“It’s our job to entertain you,” Harry Styles said three songs in to the first night of a record-breaking 12-gig run at Wembley Stadium. That’s nearly as many nights as Oasis and Taylor Swift managed between them, which tells you just how successfully Styles has unshackled himself from the ex-boyband member curse.

The 32-year-old had Wembley in the palm of his hand within seconds of strutting onstage to the sounds of Elvis Presley’s version of Bridge Over Troubled Water which was no accident: for opener Are You Listening Yet? he looked vaguely Teddy Boyish – pinstripe jacket, light blue shirt, black trousers two three inches too short to show off his white socks – and was soon swivelling his hips and commanding the stage with the sort of charisma you’d make a fortune bottling.

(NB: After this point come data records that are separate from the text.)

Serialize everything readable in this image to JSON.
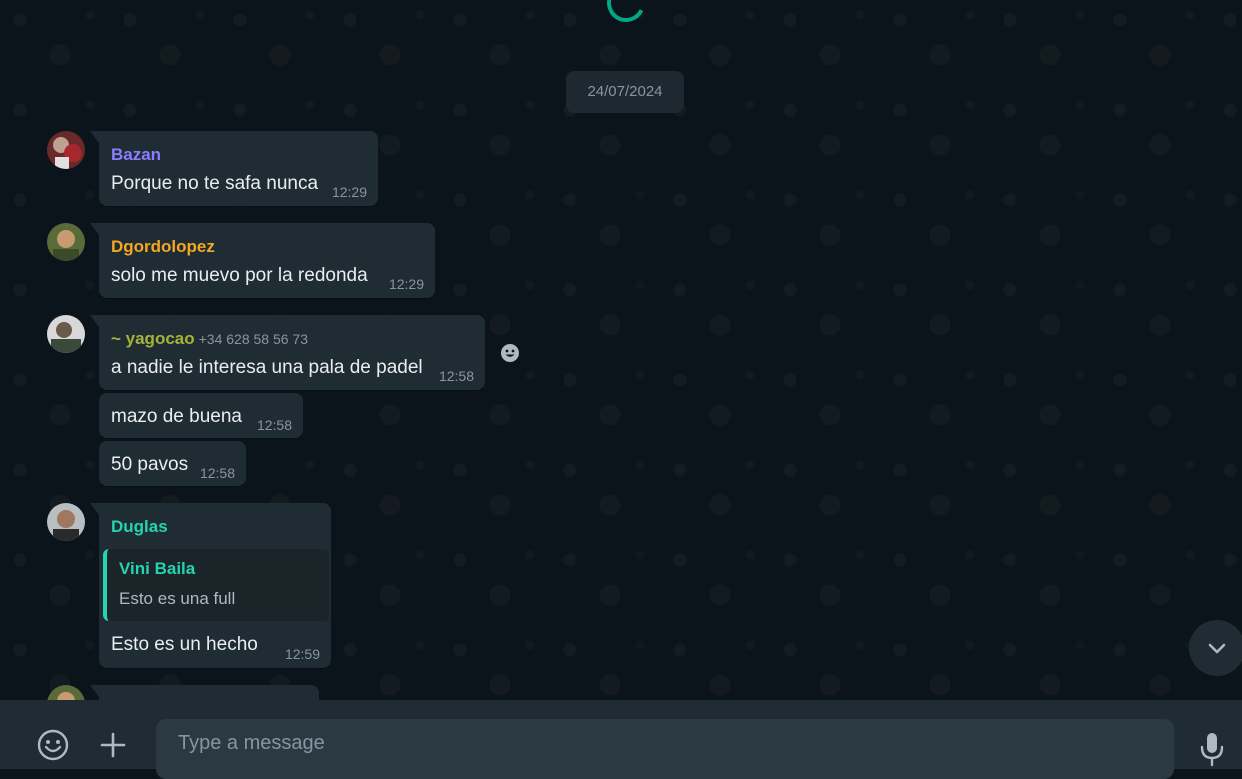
{
  "chat": {
    "date_chip": "24/07/2024",
    "messages": [
      {
        "sender": "Bazan",
        "sender_color": "#8b7dff",
        "text": "Porque no te safa nunca",
        "time": "12:29"
      },
      {
        "sender": "Dgordolopez",
        "sender_color": "#f5a623",
        "text": "solo me muevo por la redonda",
        "time": "12:29"
      },
      {
        "sender": "~ yagocao",
        "sender_color": "#a5b337",
        "phone": "+34 628 58 56 73",
        "text": "a nadie le interesa una pala de padel",
        "time": "12:58"
      },
      {
        "text": "mazo de buena",
        "time": "12:58"
      },
      {
        "text": "50 pavos",
        "time": "12:58"
      },
      {
        "sender": "Duglas",
        "sender_color": "#25d3b1",
        "quote": {
          "author": "Vini Baila",
          "text": "Esto es una full"
        },
        "text": "Esto es un hecho",
        "time": "12:59"
      }
    ]
  },
  "composer": {
    "placeholder": "Type a message"
  },
  "icons": {
    "react": "emoji-react-icon",
    "scroll_down": "chevron-down-icon",
    "emoji": "emoji-icon",
    "attach": "plus-icon",
    "mic": "microphone-icon"
  },
  "colors": {
    "background": "#0b141a",
    "bubble": "#202c33",
    "accent": "#00a884"
  }
}
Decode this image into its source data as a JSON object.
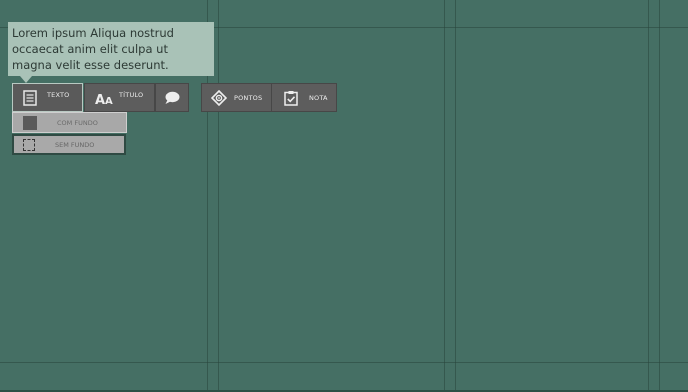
{
  "tooltip": {
    "text": "Lorem ipsum Aliqua nostrud occaecat anim elit culpa ut magna velit esse deserunt."
  },
  "toolbar": {
    "texto_label": "TEXTO",
    "titulo_label": "TÍTULO",
    "pontos_label": "PONTOS",
    "nota_label": "NOTA"
  },
  "submenu": {
    "com_fundo_label": "COM FUNDO",
    "sem_fundo_label": "SEM FUNDO"
  },
  "icons": {
    "texto": "document-lines-icon",
    "titulo": "font-size-icon",
    "comment": "speech-bubble-icon",
    "pontos": "hotspot-target-icon",
    "nota": "clipboard-check-icon",
    "com_fundo": "filled-square-icon",
    "sem_fundo": "dashed-square-icon"
  },
  "colors": {
    "canvas_background": "#456f64",
    "tooltip_background": "#a9c2b7",
    "button_background": "#5d5d5d",
    "submenu_background": "#a8a8a8"
  }
}
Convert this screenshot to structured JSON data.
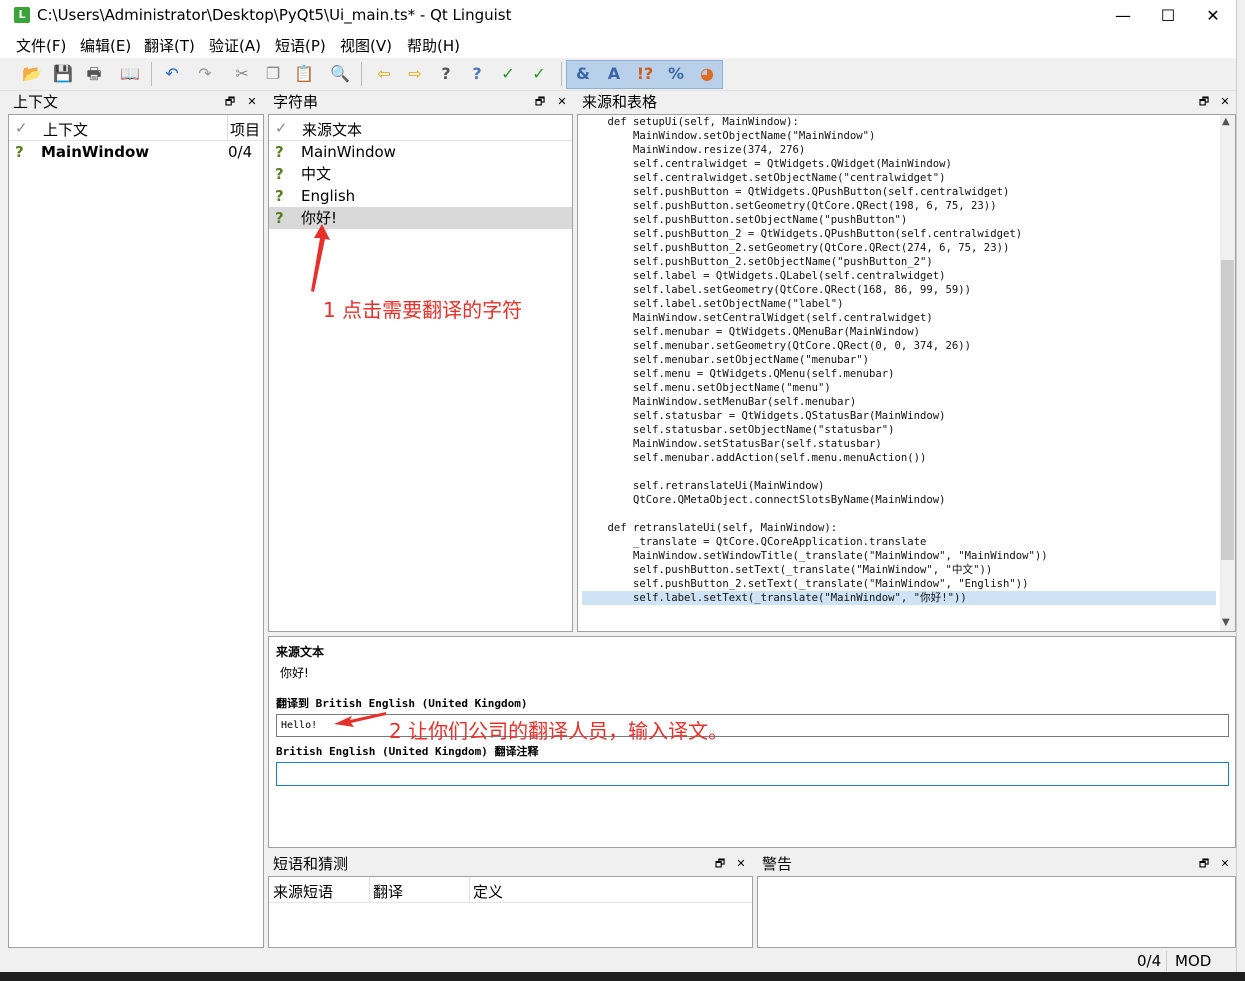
{
  "window": {
    "title": "C:\\Users\\Administrator\\Desktop\\PyQt5\\Ui_main.ts* - Qt Linguist",
    "app_icon": "L",
    "min": "—",
    "max": "☐",
    "close": "✕"
  },
  "menus": [
    "文件(F)",
    "编辑(E)",
    "翻译(T)",
    "验证(A)",
    "短语(P)",
    "视图(V)",
    "帮助(H)"
  ],
  "context_pane": {
    "title": "上下文",
    "col_context": "上下文",
    "col_items": "项目",
    "rows": [
      {
        "name": "MainWindow",
        "count": "0/4"
      }
    ]
  },
  "strings_pane": {
    "title": "字符串",
    "col_source": "来源文本",
    "rows": [
      "MainWindow",
      "中文",
      "English",
      "你好!"
    ]
  },
  "source_pane": {
    "title": "来源和表格",
    "code_lines": [
      "    def setupUi(self, MainWindow):",
      "        MainWindow.setObjectName(\"MainWindow\")",
      "        MainWindow.resize(374, 276)",
      "        self.centralwidget = QtWidgets.QWidget(MainWindow)",
      "        self.centralwidget.setObjectName(\"centralwidget\")",
      "        self.pushButton = QtWidgets.QPushButton(self.centralwidget)",
      "        self.pushButton.setGeometry(QtCore.QRect(198, 6, 75, 23))",
      "        self.pushButton.setObjectName(\"pushButton\")",
      "        self.pushButton_2 = QtWidgets.QPushButton(self.centralwidget)",
      "        self.pushButton_2.setGeometry(QtCore.QRect(274, 6, 75, 23))",
      "        self.pushButton_2.setObjectName(\"pushButton_2\")",
      "        self.label = QtWidgets.QLabel(self.centralwidget)",
      "        self.label.setGeometry(QtCore.QRect(168, 86, 99, 59))",
      "        self.label.setObjectName(\"label\")",
      "        MainWindow.setCentralWidget(self.centralwidget)",
      "        self.menubar = QtWidgets.QMenuBar(MainWindow)",
      "        self.menubar.setGeometry(QtCore.QRect(0, 0, 374, 26))",
      "        self.menubar.setObjectName(\"menubar\")",
      "        self.menu = QtWidgets.QMenu(self.menubar)",
      "        self.menu.setObjectName(\"menu\")",
      "        MainWindow.setMenuBar(self.menubar)",
      "        self.statusbar = QtWidgets.QStatusBar(MainWindow)",
      "        self.statusbar.setObjectName(\"statusbar\")",
      "        MainWindow.setStatusBar(self.statusbar)",
      "        self.menubar.addAction(self.menu.menuAction())",
      "",
      "        self.retranslateUi(MainWindow)",
      "        QtCore.QMetaObject.connectSlotsByName(MainWindow)",
      "",
      "    def retranslateUi(self, MainWindow):",
      "        _translate = QtCore.QCoreApplication.translate",
      "        MainWindow.setWindowTitle(_translate(\"MainWindow\", \"MainWindow\"))",
      "        self.pushButton.setText(_translate(\"MainWindow\", \"中文\"))",
      "        self.pushButton_2.setText(_translate(\"MainWindow\", \"English\"))",
      "        self.label.setText(_translate(\"MainWindow\", \"你好!\"))"
    ]
  },
  "editor": {
    "source_label": "来源文本",
    "source_text": "你好!",
    "translate_label": "翻译到 British English (United Kingdom)",
    "translation_value": "Hello!",
    "comment_label": "British English (United Kingdom) 翻译注释",
    "comment_value": ""
  },
  "annotations": {
    "step1": "1 点击需要翻译的字符",
    "step2": "2 让你们公司的翻译人员，输入译文。"
  },
  "phrases_pane": {
    "title": "短语和猜测",
    "cols": [
      "来源短语",
      "翻译",
      "定义"
    ]
  },
  "warnings_pane": {
    "title": "警告"
  },
  "statusbar": {
    "progress": "0/4",
    "mode": "MOD"
  },
  "icons": {
    "check": "✓",
    "question": "?",
    "float": "🗗",
    "close": "✕"
  }
}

It was enough to instantly banish all the doubts about his fourth album, the bizarrely titled and grammatically questionable Kiss All The Time. Disco, Occasionally. It’s a record that was, weirdly, both simultaneously bold and safe, a musical shift into club music and the synth-dance of influential New York band LCD Soundsystem that didn’t go far enough: enjoyable, but a sanitised version of the real thing with somewhat meaningless lyrics. The critics weren’t overly impressed, and his streams – and pop at this level is a numbers game like never before – have been a 10th of his previous peaks.